Employee data must become a reliable source of information from which managers and leaders can make data-driven decisions about their people. This data can assist leaders in creating exceptional employee experiences in areas where operational managers can improve, such as:
- Connecting with their employees
- Building productive relationships
- Understanding their employees’ expectations and aligning them with organizational objectives
- Recognizing employee contributions
- Supporting employee growth and development
- Helping build and maintain trust
- Ensuring that employees feel like they belong
As evidence of what we are saying, consider this idea from a recent WSJ article (emphasis added):
Internal employee polling at Salesforce reinforced the growing importance of direct manager communication: While employees once considered top executives their most-trusted source of company information, that dynamic flipped during the pandemic. Now, employees rate their immediate supervisor as most important to understanding the organization and its priorities, above the executive team.

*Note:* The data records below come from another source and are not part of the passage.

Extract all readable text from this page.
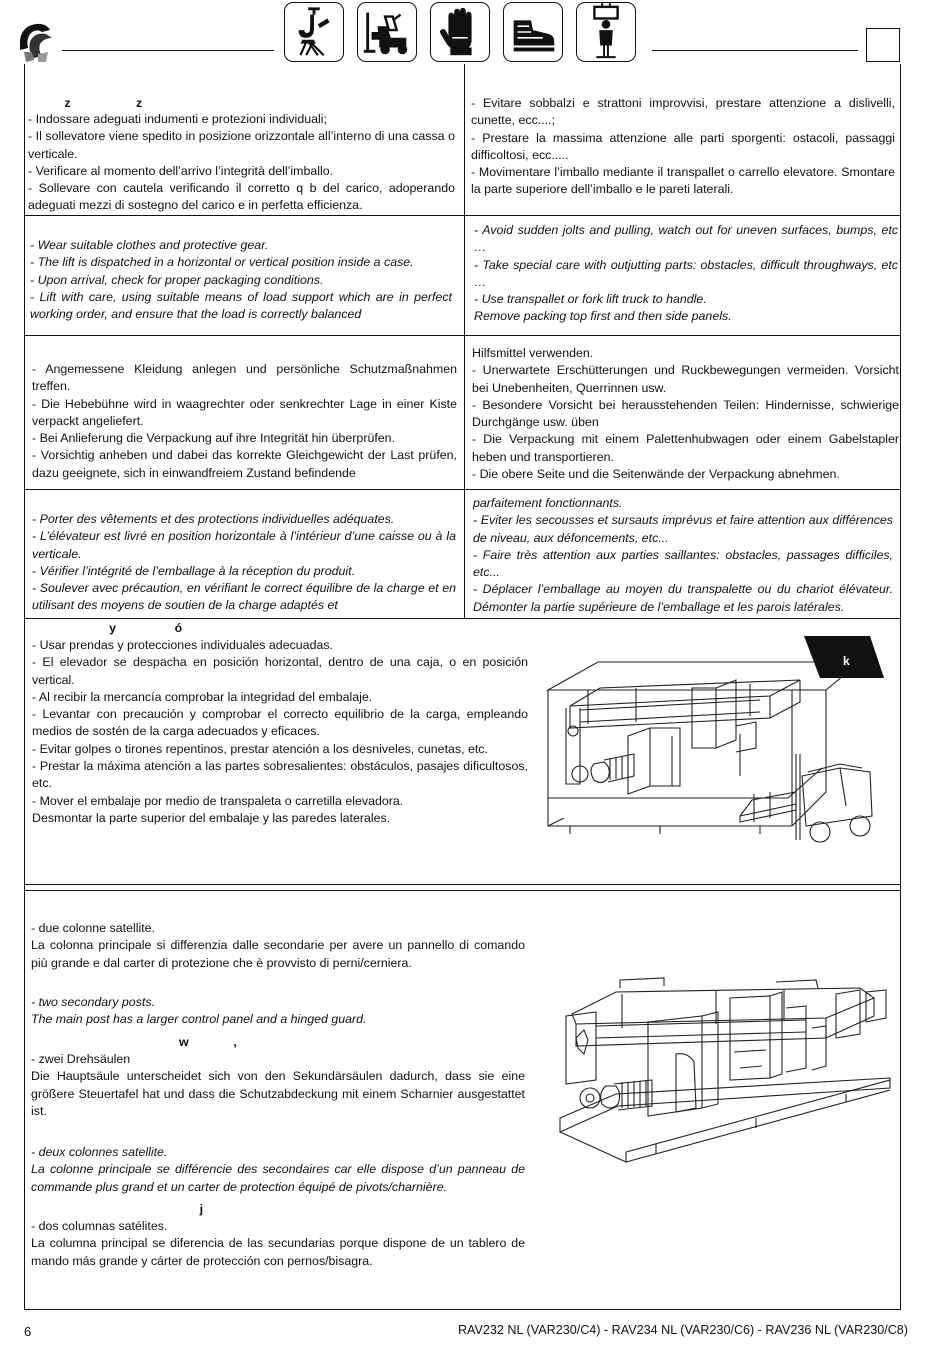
z                   z

- Indossare adeguati indumenti e protezioni individuali;

- Il sollevatore viene spedito in posizione orizzontale all’interno di una cassa o verticale.

- Verificare al momento dell’arrivo l’integrità dell’imballo.

- Sollevare con cautela verificando il corretto q b del carico, adoperando adeguati mezzi di sostegno del carico e in perfetta efficienza.

- Evitare sobbalzi e strattoni improvvisi, prestare attenzione a dislivelli, cunette, ecc....;

- Prestare la massima attenzione alle parti sporgenti: ostacoli, passaggi difficoltosi, ecc.....

- Movimentare l’imballo mediante il transpallet o carrello elevatore. Smontare la parte superiore dell’imballo e le pareti laterali.

- Wear suitable clothes and protective gear.

- The lift is dispatched in a horizontal or vertical position inside a case.

- Upon arrival, check for proper packaging conditions.

- Lift with care, using suitable means of load support which are in perfect working order, and ensure that the load is correctly balanced

- Avoid sudden jolts and pulling, watch out for uneven surfaces, bumps, etc …

- Take special care with outjutting parts: obstacles, difficult throughways, etc …

- Use transpallet or fork lift truck to handle.

Remove packing top first and then side panels.

- Angemessene Kleidung anlegen und persönliche Schutzmaßnahmen treffen.

- Die Hebebühne wird in waagrechter oder senkrechter Lage in einer Kiste verpackt angeliefert.

- Bei Anlieferung die Verpackung auf ihre Integrität hin überprüfen.

- Vorsichtig anheben und dabei das korrekte Gleichgewicht der Last prüfen, dazu geeignete, sich in einwandfreiem Zustand befindende

Hilfsmittel verwenden.

- Unerwartete Erschütterungen und Ruckbewegungen vermeiden. Vorsicht bei Unebenheiten, Querrinnen usw.

- Besondere Vorsicht bei herausstehenden Teilen: Hindernisse, schwierige Durchgänge usw. üben

- Die Verpackung mit einem Palettenhubwagen oder einem Gabelstapler heben und transportieren.

- Die obere Seite und die Seitenwände der Verpackung abnehmen.

- Porter des vêtements et des protections individuelles adéquates.

- L’élévateur est livré en position horizontale à l’intérieur d’une caisse ou à la verticale.

- Vérifier l’intégrité de l’emballage à la réception du produit.

- Soulever avec précaution, en vérifiant le correct équilibre de la charge et en utilisant des moyens de soutien de la charge adaptés et

parfaitement fonctionnants.

- Eviter les secousses et sursauts imprévus et faire attention aux différences de niveau, aux défoncements, etc...

- Faire très attention aux parties saillantes: obstacles, passages difficiles, etc...

- Déplacer l’emballage au moyen du transpalette ou du chariot élévateur. Démonter la partie supérieure de l’emballage et les parois latérales.

y                 ó

- Usar prendas y protecciones individuales adecuadas.

- El elevador se despacha en posición horizontal, dentro de una caja, o en posición vertical.

- Al recibir la mercancía comprobar la integridad del embalaje.

- Levantar con precaución y comprobar el correcto equilibrio de la carga, empleando medios de sostén de la carga adecuados y eficaces.

- Evitar golpes o tirones repentinos, prestar atención a los desniveles, cunetas, etc.

- Prestar la máxima atención a las partes sobresalientes: obstáculos, pasajes dificultosos, etc.

- Mover el embalaje por medio de transpaleta o carretilla elevadora.

Desmontar la parte superior del embalaje y las paredes laterales.

k

- due colonne satellite.

La colonna principale si differenzia dalle secondarie per avere un pannello di comando più grande e dal carter di protezione che è provvisto di perni/cerniera.

- two secondary posts.

The main post has a larger control panel and a hinged guard.

w             ,

- zwei Drehsäulen

Die Hauptsäule unterscheidet sich von den Sekundärsäulen dadurch, dass sie eine größere Steuertafel hat und dass die Schutzabdeckung mit einem Scharnier ausgestattet ist.

- deux colonnes satellite.

La colonne principale se différencie des secondaires car elle dispose d’un panneau de commande plus grand et un carter de protection équipé de pivots/charnière.

j

- dos columnas satélites.

La columna principal se diferencia de las secundarias porque dispone de un tablero de mando más grande y cárter de protección con pernos/bisagra.

6	RAV232 NL (VAR230/C4) - RAV234 NL (VAR230/C6) - RAV236 NL (VAR230/C8)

“What became really important is: What is my manager saying?” said Brent Hyder, president and chief people officer at Salesforce.
Moreover, a recent HBR article noted that managers that are transitioning to providing exceptional employee experiences are, in fact, doing things differently:
[Employees] expect their managers to devote more time and effort to removing interpersonal and work barriers, coordinating among many stakeholders, as well as coaching and orchestrating their performance. As Liam, one of my respondents, said, “My boss has amped up the operating mechanisms over the last few months; we have regular meetings whereby we go over our goals, our accomplishments, and gaps on a frequent basis so that we are all aligned as to what needs to be done. It has lent a level of predictability and consistency to our world — necessary, since we do not have easy real-time connections anymore.” In a virtual setting, good managers act as enablers, and not as enforcers.
In conclusion, the following key concepts should stand out from this article:
- First, managers who are adapting to new ways of doing work recognize that they are responsible for winning employee experiences (we call this concept leader driven experiences).
- Second, managers need HR and Talent to supply them with as many people or employee data as possible;
- Third, managers are increasingly becoming the primary source of information for employees.
- Fourth, managers must see themselves as enablers rather than enforcers; and
- Fifth, managers must embrace employee/people data over dogma  (the old ways we did things).
To summarize, as organizations embrace the changing nature of work, those that capture, analyze, and deliver employee data broadly will be successful.
Managers must now focus as much time on managing and caring for their people as they do on organizing the work to be done. Plus, they must do this in new ways, across distances and time zones, and use new methods and tools to harness the power of employee data.
 eNPS, is a scoring system designed to help employers measure employee satisfaction and loyalty within their organizations. It is based on the Net Promoter Score system from Bain & Company, Satmetrix Systems, Inc., and Fred Reichheld, that gauges customer loyalty.
 Dogma: a principle or set of principles laid down by an authority as incontrovertibly true.